Jude The Obscure by Thomas Hardy
I have to throw in this classic, Thomas Hardy’s last finished novel, often hailed as indicative of the author’s feminist sensibilities. The story follows Jude Fawley, a working-class man in Southern England at the end of the Victorian age. Jude dreams of becoming a scholar at a prestigious university while he struggles through love, sex, and marriage first with the seductive Arabella Donn and then with the true love of his life, the rebellious Sue Bridehead. Hardy gives voice to the women in his novel, and his protagonist Jude is a willing participant in the progress. Sue Bridehead pushes against the institution of marriage as undermining the agency of women and making them subservient to their husbands. Sue and Jude’s union is presented as an example of equity and mutual devotion beyond the entrapment of marriage. Jude struggles with the expectations of his sexuality and his masculinity and responds with admiration and love to Sue’s rejection of social norms.
Foreign by Sonora Jha
In Foreign, my novel from 2013, a 14-year-old boy named Kabir runs away from his grandparents’ home in India to find a father he has never met, a social worker in the villages of India where farmers are dying by suicide. His frantic and furious mother arrives from America to take him home, but they become entangled in the lives and loves of the farming community.

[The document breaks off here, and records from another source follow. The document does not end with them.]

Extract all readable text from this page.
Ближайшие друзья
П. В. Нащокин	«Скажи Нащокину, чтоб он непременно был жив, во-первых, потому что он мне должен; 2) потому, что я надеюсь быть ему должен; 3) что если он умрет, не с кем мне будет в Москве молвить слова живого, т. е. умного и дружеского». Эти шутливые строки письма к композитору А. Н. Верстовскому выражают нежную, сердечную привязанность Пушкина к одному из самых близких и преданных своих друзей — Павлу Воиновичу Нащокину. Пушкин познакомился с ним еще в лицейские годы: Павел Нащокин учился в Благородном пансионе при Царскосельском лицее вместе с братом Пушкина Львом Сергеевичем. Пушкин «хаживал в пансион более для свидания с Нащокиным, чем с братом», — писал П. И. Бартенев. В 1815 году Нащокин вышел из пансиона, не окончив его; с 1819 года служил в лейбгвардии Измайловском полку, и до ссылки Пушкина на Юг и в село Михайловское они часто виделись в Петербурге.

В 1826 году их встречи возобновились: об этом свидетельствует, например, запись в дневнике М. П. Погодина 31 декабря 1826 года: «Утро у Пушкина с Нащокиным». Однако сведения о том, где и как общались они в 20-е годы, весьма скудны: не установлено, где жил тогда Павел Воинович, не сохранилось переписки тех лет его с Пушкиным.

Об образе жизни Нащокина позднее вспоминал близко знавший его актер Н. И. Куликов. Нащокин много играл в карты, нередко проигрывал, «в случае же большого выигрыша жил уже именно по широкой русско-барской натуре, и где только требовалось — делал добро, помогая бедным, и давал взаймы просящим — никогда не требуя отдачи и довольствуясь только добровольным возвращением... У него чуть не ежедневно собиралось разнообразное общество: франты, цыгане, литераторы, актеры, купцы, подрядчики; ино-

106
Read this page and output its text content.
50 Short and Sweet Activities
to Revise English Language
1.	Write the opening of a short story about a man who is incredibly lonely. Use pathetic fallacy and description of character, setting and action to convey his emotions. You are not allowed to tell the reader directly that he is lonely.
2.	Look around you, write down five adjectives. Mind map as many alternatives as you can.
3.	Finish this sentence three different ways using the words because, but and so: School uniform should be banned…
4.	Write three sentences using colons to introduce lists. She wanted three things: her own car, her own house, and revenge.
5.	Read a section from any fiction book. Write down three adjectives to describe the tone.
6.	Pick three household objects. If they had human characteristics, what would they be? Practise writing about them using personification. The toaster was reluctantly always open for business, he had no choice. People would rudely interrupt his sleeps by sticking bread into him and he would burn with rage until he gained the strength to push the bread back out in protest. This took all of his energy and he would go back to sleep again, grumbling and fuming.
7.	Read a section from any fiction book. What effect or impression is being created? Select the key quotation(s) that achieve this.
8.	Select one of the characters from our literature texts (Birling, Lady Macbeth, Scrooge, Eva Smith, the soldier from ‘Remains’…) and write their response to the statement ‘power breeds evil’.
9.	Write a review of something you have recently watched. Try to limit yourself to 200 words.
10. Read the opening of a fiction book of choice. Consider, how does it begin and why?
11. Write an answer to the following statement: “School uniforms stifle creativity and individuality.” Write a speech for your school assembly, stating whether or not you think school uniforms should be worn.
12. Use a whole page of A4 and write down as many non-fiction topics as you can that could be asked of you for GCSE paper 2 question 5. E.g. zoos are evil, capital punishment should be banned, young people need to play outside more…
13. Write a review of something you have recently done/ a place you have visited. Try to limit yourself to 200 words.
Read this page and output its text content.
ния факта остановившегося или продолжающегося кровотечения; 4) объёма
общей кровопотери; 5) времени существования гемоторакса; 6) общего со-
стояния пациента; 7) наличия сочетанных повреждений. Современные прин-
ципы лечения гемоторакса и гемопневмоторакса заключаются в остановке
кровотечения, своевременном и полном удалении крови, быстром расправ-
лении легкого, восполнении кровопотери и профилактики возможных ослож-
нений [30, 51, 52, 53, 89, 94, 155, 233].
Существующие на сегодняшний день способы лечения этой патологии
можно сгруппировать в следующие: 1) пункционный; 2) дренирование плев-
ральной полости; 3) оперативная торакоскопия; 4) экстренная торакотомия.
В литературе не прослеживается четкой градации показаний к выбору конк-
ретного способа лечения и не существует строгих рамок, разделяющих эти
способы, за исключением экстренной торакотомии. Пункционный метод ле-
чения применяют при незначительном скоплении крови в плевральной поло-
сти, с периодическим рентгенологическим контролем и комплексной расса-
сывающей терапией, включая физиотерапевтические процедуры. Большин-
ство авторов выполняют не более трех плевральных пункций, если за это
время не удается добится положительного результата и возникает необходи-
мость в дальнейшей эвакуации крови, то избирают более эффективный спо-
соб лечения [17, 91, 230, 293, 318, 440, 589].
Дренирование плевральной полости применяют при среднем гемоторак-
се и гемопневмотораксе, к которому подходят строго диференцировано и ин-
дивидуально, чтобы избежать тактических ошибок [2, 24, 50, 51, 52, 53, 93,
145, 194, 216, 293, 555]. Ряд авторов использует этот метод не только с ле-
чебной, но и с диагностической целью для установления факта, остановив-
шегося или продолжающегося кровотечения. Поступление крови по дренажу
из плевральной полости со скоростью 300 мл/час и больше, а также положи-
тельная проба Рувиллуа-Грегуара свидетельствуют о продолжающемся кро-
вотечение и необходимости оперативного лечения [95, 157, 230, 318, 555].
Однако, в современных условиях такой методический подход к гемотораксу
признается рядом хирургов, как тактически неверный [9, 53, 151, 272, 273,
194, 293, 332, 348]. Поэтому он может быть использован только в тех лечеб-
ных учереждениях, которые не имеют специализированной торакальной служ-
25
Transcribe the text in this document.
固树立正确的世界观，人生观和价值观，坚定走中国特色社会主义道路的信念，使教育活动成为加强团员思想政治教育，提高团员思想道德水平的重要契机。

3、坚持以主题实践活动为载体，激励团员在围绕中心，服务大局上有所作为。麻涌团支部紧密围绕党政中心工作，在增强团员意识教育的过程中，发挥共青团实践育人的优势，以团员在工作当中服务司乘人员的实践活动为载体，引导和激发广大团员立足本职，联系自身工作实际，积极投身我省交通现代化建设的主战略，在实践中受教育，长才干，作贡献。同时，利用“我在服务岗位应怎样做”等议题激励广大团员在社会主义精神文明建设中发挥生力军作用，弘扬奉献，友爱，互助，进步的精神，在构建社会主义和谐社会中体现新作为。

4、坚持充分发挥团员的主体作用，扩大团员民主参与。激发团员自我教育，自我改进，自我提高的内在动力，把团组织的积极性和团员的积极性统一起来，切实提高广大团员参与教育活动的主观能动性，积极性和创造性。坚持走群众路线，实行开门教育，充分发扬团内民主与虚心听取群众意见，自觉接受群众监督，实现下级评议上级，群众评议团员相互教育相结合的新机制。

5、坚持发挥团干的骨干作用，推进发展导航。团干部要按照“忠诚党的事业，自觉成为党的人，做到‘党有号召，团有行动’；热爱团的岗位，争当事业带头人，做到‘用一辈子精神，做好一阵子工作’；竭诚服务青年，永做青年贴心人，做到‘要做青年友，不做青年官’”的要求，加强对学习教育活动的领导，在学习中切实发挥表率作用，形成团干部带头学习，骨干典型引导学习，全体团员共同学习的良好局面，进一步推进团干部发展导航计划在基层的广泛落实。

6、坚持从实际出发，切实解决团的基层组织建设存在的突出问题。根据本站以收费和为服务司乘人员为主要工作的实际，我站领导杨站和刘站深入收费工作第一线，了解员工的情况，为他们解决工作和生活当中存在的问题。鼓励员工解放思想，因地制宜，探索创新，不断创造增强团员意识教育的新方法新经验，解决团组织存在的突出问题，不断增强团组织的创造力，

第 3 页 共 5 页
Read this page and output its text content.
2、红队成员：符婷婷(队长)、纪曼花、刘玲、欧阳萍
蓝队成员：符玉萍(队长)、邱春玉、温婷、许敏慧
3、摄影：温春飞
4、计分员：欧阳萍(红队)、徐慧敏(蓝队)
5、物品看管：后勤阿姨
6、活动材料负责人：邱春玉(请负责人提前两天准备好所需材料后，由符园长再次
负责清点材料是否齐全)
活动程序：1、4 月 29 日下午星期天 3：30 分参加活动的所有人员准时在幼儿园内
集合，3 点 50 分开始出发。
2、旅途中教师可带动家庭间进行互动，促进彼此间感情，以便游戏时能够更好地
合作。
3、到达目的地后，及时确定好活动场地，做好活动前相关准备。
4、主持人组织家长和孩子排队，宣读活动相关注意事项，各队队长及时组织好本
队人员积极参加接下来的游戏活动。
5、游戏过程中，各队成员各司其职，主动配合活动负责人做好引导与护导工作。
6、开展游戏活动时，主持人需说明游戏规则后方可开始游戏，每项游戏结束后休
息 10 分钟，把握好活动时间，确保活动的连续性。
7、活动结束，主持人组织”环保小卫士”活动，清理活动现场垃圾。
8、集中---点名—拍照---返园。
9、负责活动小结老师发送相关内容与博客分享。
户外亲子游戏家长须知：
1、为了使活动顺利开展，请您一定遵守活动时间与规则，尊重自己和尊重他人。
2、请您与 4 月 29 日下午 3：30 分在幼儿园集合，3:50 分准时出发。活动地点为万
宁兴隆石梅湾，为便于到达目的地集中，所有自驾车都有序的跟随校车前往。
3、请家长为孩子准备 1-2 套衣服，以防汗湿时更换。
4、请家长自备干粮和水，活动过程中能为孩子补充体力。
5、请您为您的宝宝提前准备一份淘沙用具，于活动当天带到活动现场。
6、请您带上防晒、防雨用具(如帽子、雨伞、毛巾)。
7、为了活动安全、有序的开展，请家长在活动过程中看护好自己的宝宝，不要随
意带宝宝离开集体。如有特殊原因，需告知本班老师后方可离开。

Kabir pushes past the emerging patriarchal impulses and circumstances of the men around him—a father who abandoned him and his mother, a farmer who feels he has failed as “provider” for his family, a village official who threatens strong women with dire consequences, and the men who rape an emerging woman leader in the village, Gayatribai. Kabir sees Gayatribai as the true savior of her own people. He asks her, “What do you want”—turning on her a question she has asked the boy every morning to make him breakfast as a guest in her home. He then follows her on a quest to empower the dying men in the village through the protest marches and political actions of its formidable women.